Endoscopic saline-enhanced thermal sealing is a new technology using a floating pen device or a grasper to resect the lung. Hemostasis is achieved with thermal sealing and does not require suturing or stapling. Unlike conventional cautery, this technique does not char the tissue.

The resected specimen is removed through the anterior port using wound protectors. Larger specimens are removed using endoscopic bags to prevent tumor implantation. After resection, the lung is examined for air leaks, and a chest tube is placed through the inferior port and connected to a water seal.
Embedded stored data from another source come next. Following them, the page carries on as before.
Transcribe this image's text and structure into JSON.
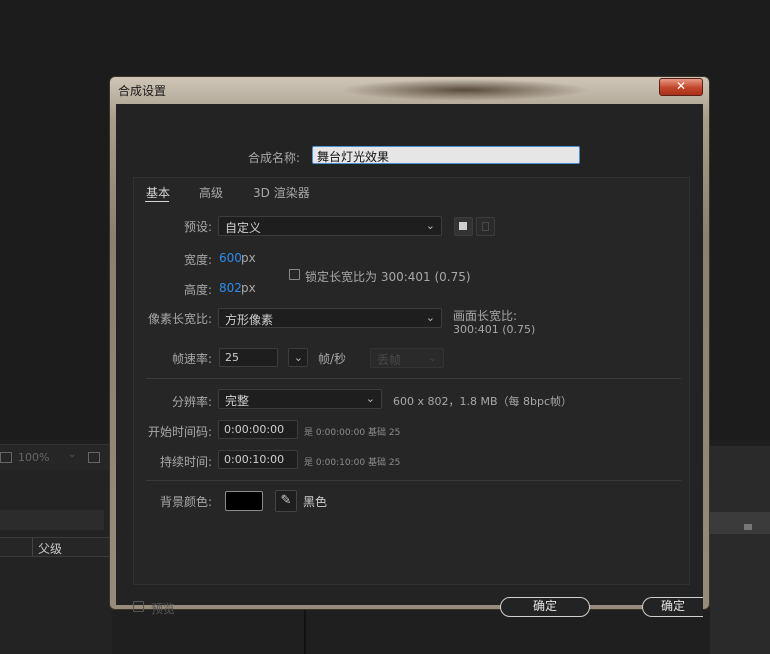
{
  "background": {
    "zoom": "100%",
    "parent_column": "父级"
  },
  "dialog": {
    "title": "合成设置",
    "close_label": "✕",
    "name_label": "合成名称:",
    "name_value": "舞台灯光效果",
    "tabs": [
      "基本",
      "高级",
      "3D 渲染器"
    ],
    "preset_label": "预设:",
    "preset_value": "自定义",
    "width_label": "宽度:",
    "width_value": "600",
    "height_label": "高度:",
    "height_value": "802",
    "px_unit": "px",
    "lock_aspect_label": "锁定长宽比为 300:401 (0.75)",
    "pixel_aspect_label": "像素长宽比:",
    "pixel_aspect_value": "方形像素",
    "frame_aspect_label": "画面长宽比:",
    "frame_aspect_value": "300:401 (0.75)",
    "frame_rate_label": "帧速率:",
    "frame_rate_value": "25",
    "fps_unit": "帧/秒",
    "drop_frame_value": "丢帧",
    "resolution_label": "分辨率:",
    "resolution_value": "完整",
    "resolution_info": "600 x 802，1.8 MB（每 8bpc帧）",
    "start_tc_label": "开始时间码:",
    "start_tc_value": "0:00:00:00",
    "start_tc_info": "是 0:00:00:00",
    "start_tc_base": "基础 25",
    "duration_label": "持续时间:",
    "duration_value": "0:00:10:00",
    "duration_info": "是 0:00:10:00",
    "duration_base": "基础 25",
    "bg_color_label": "背景颜色:",
    "bg_color_name": "黑色",
    "bg_color_hex": "#000000",
    "preview_label": "预览",
    "ok_label": "确定",
    "ok2_label": "确定"
  },
  "colors": {
    "accent_value": "#2d8ceb",
    "close_button": "#c2452b"
  }
}
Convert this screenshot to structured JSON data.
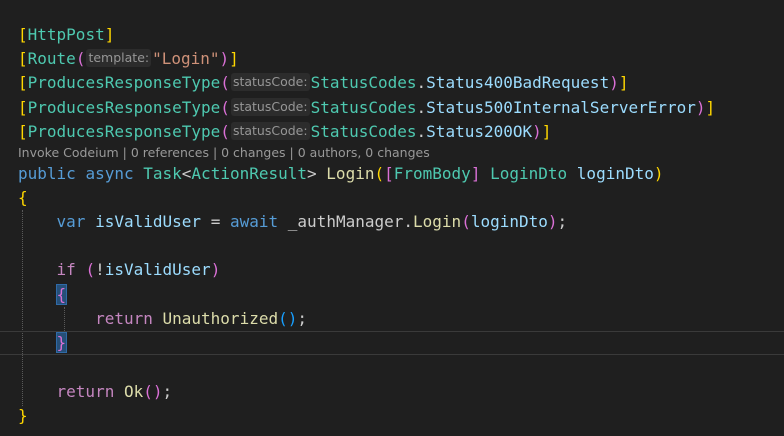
{
  "code": {
    "attr_httppost": "HttpPost",
    "attr_route": "Route",
    "route_hint": "template:",
    "route_value": "\"Login\"",
    "attr_produces": "ProducesResponseType",
    "status_hint": "statusCode:",
    "status_class": "StatusCodes",
    "status_400": "Status400BadRequest",
    "status_500": "Status500InternalServerError",
    "status_200": "Status200OK",
    "codelens": "Invoke Codeium | 0 references | 0 changes | 0 authors, 0 changes",
    "kw_public": "public",
    "kw_async": "async",
    "type_task": "Task",
    "type_actionresult": "ActionResult",
    "method_login": "Login",
    "attr_frombody": "FromBody",
    "type_logindto": "LoginDto",
    "param_logindto": "loginDto",
    "kw_var": "var",
    "var_isvalid": "isValidUser",
    "kw_await": "await",
    "field_authmanager": "_authManager",
    "kw_if": "if",
    "kw_return": "return",
    "method_unauthorized": "Unauthorized",
    "method_ok": "Ok"
  },
  "colors": {
    "background": "#1f1f1f",
    "type": "#4ec9b0",
    "keyword": "#569cd6",
    "control": "#c586c0",
    "string": "#ce9178",
    "method": "#dcdcaa",
    "variable": "#9cdcfe",
    "bracket_1": "#ffd700",
    "bracket_2": "#da70d6",
    "bracket_3": "#179fff"
  }
}
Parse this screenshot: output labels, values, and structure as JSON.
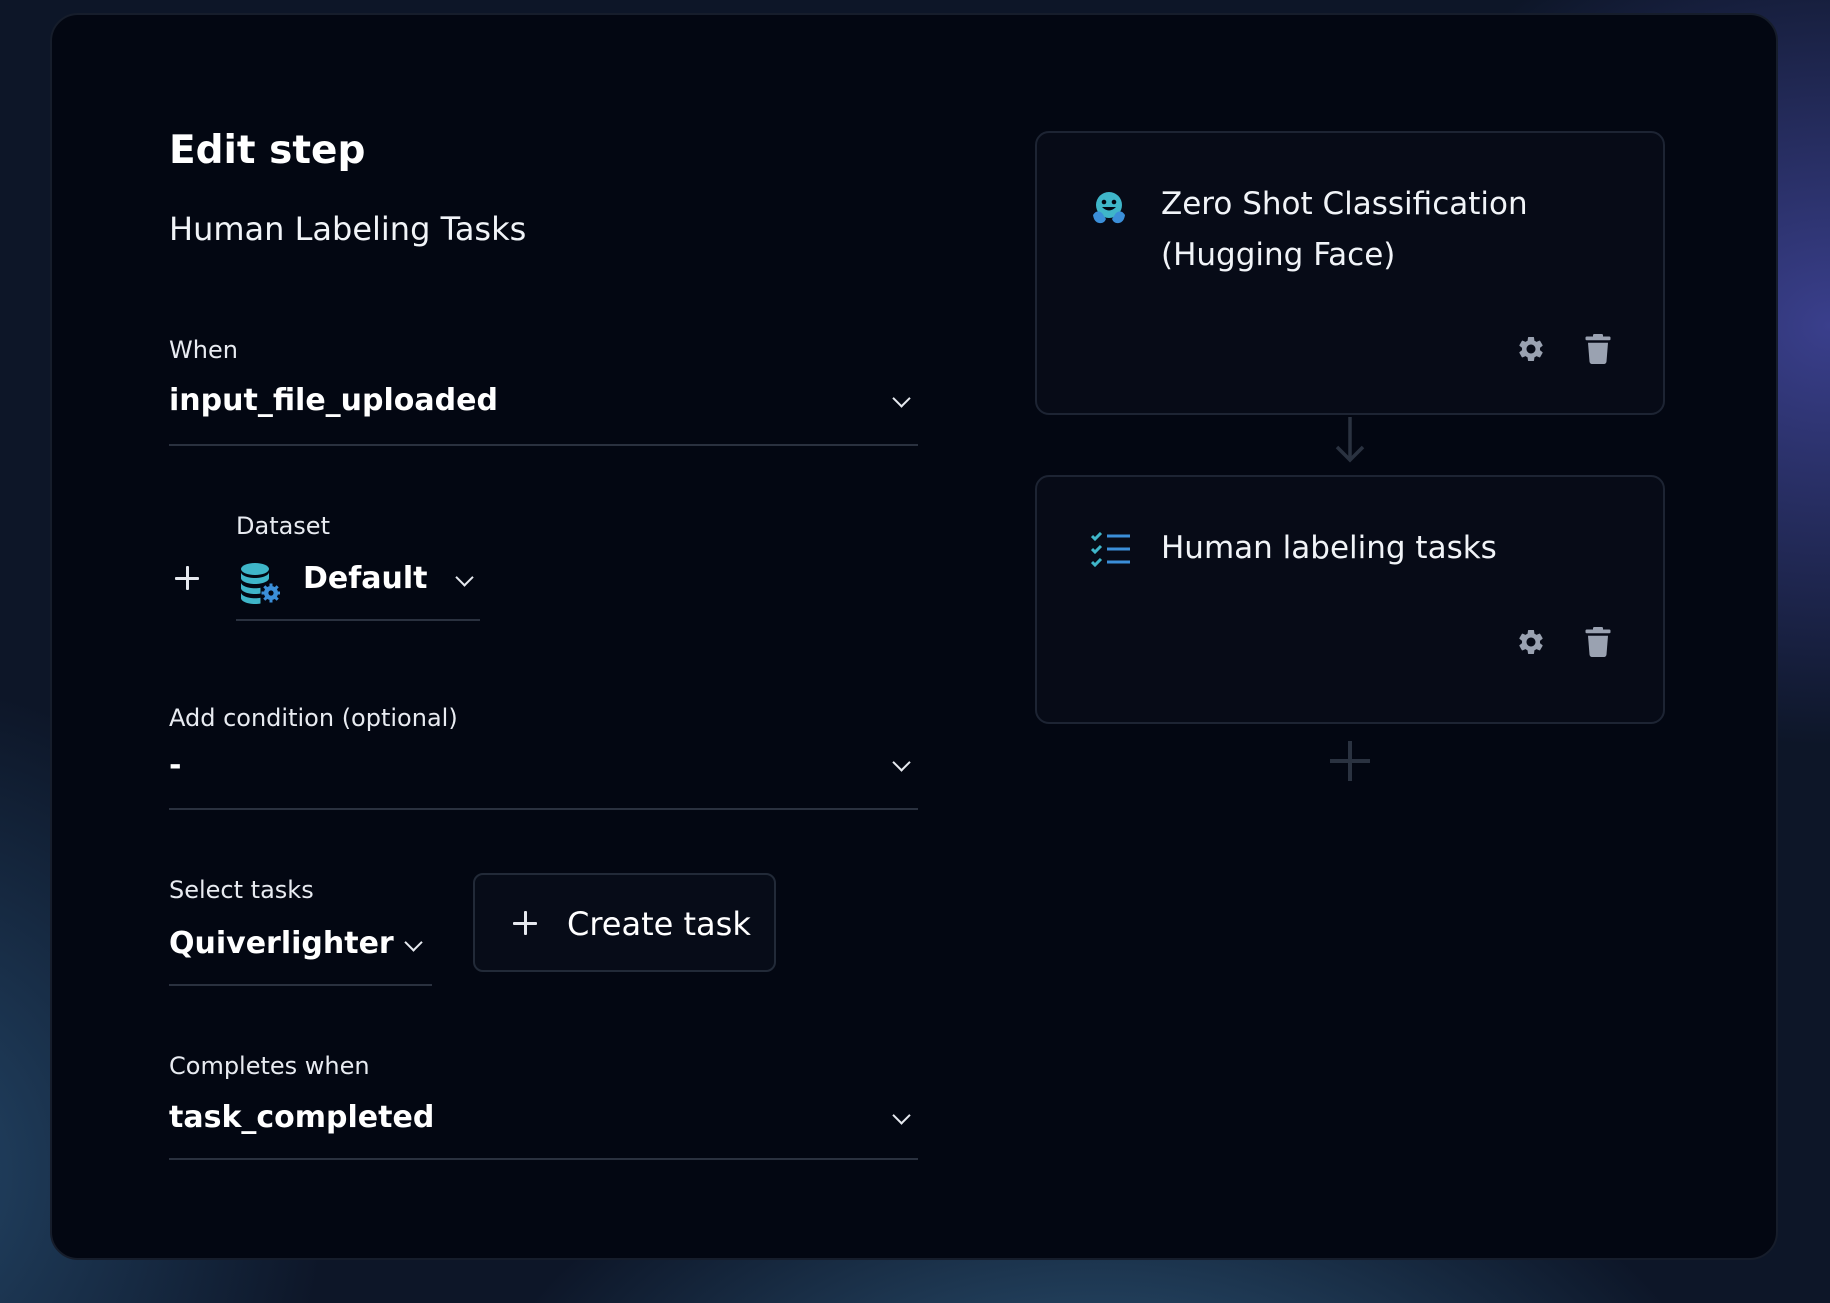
{
  "dialog": {
    "title": "Edit step",
    "subtitle": "Human Labeling Tasks"
  },
  "form": {
    "when": {
      "label": "When",
      "value": "input_file_uploaded"
    },
    "dataset": {
      "label": "Dataset",
      "value": "Default",
      "icon": "database-gear-icon"
    },
    "condition": {
      "label": "Add condition (optional)",
      "value": "-"
    },
    "tasks": {
      "label": "Select tasks",
      "value": "Quiverlighter"
    },
    "create_task": {
      "label": "Create task"
    },
    "completes": {
      "label": "Completes when",
      "value": "task_completed"
    }
  },
  "pipeline": {
    "steps": [
      {
        "title": "Zero Shot Classification (Hugging Face)",
        "icon": "hugging-face-icon"
      },
      {
        "title": "Human labeling tasks",
        "icon": "checklist-icon"
      }
    ]
  },
  "colors": {
    "accent_teal": "#3fb6c9",
    "accent_blue": "#3b8fd9",
    "icon_gray": "#9aa2b1",
    "panel_bg": "#030712"
  }
}
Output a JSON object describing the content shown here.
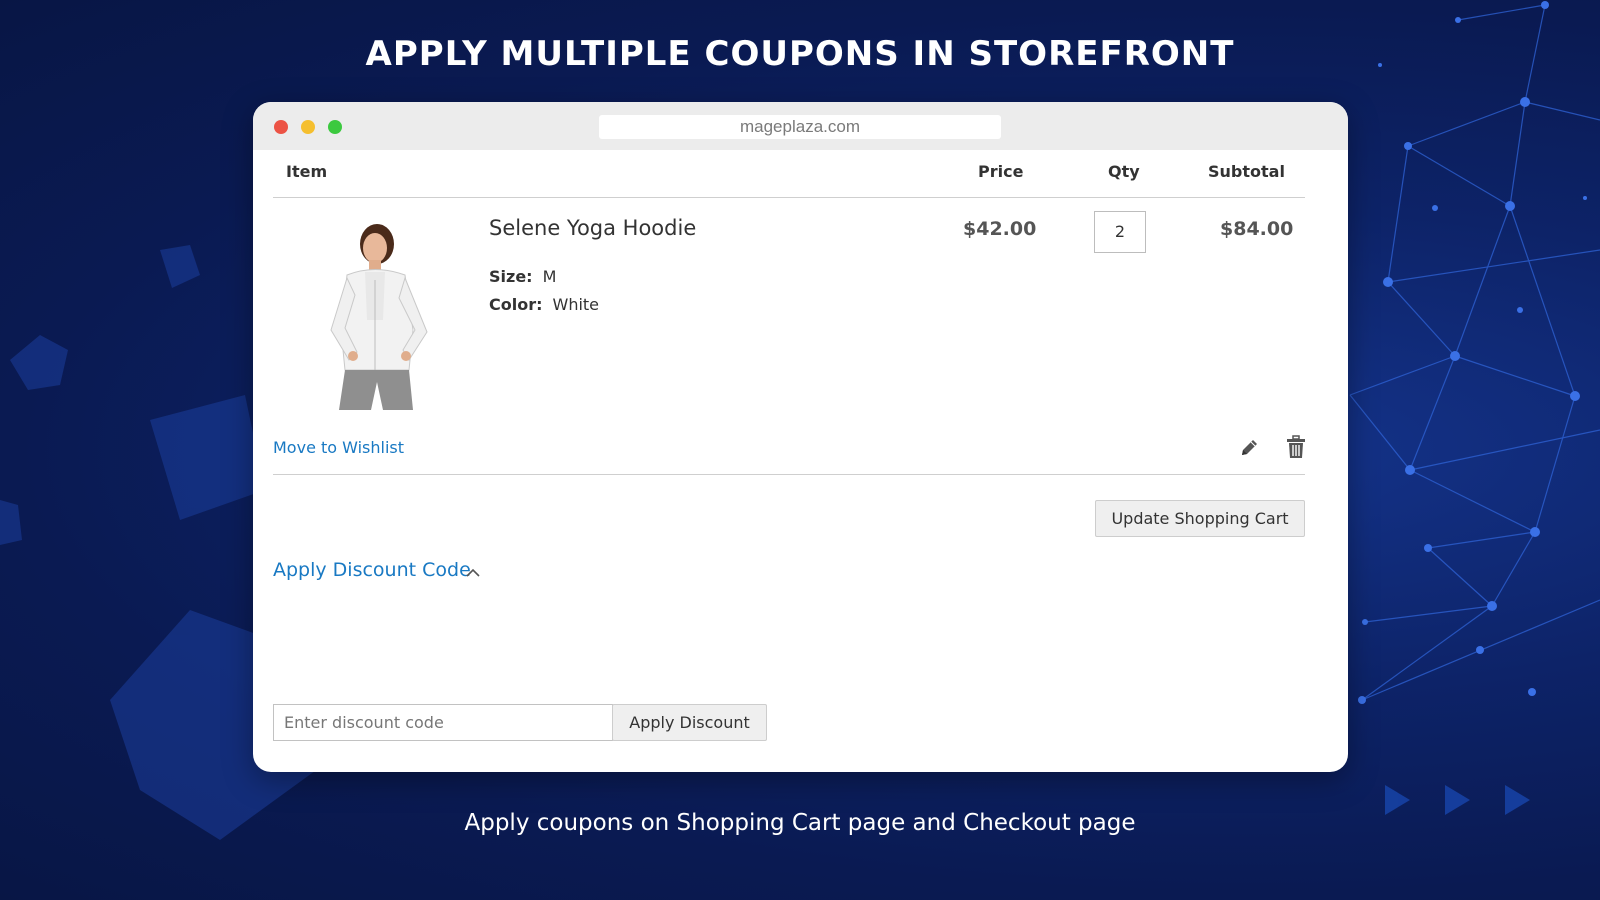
{
  "headline": "APPLY MULTIPLE COUPONS IN STOREFRONT",
  "caption": "Apply coupons on Shopping Cart page and Checkout page",
  "browser": {
    "url": "mageplaza.com"
  },
  "cart": {
    "columns": {
      "item": "Item",
      "price": "Price",
      "qty": "Qty",
      "subtotal": "Subtotal"
    },
    "item": {
      "name": "Selene Yoga Hoodie",
      "options": [
        {
          "label": "Size:",
          "value": "M"
        },
        {
          "label": "Color:",
          "value": "White"
        }
      ],
      "price": "$42.00",
      "qty": "2",
      "subtotal": "$84.00",
      "image_icon": "product-photo-icon"
    },
    "move_to_wishlist": "Move to Wishlist",
    "edit_icon": "pencil-icon",
    "delete_icon": "trash-icon",
    "update_button": "Update Shopping Cart"
  },
  "discount": {
    "title": "Apply Discount Code",
    "toggle_icon": "chevron-up-icon",
    "input_value": "",
    "input_placeholder": "Enter discount code",
    "apply_button": "Apply Discount"
  },
  "colors": {
    "background": "#0d2368",
    "link": "#1979c3",
    "traffic_red": "#ec5345",
    "traffic_yellow": "#f5bf2f",
    "traffic_green": "#3cc93f"
  }
}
As an alternative to chest tube placement in selected patients, chest drainage may be provided by a 7-Fr double-lumen central venous catheter along with a prophylactic air-extraction strategy. A prospective randomized controlled trial by Wei et al found that acute pain after lung wedge resection through VATS was significantly lower with central venous catheter drainage than with conventional chest tube drainage.[35]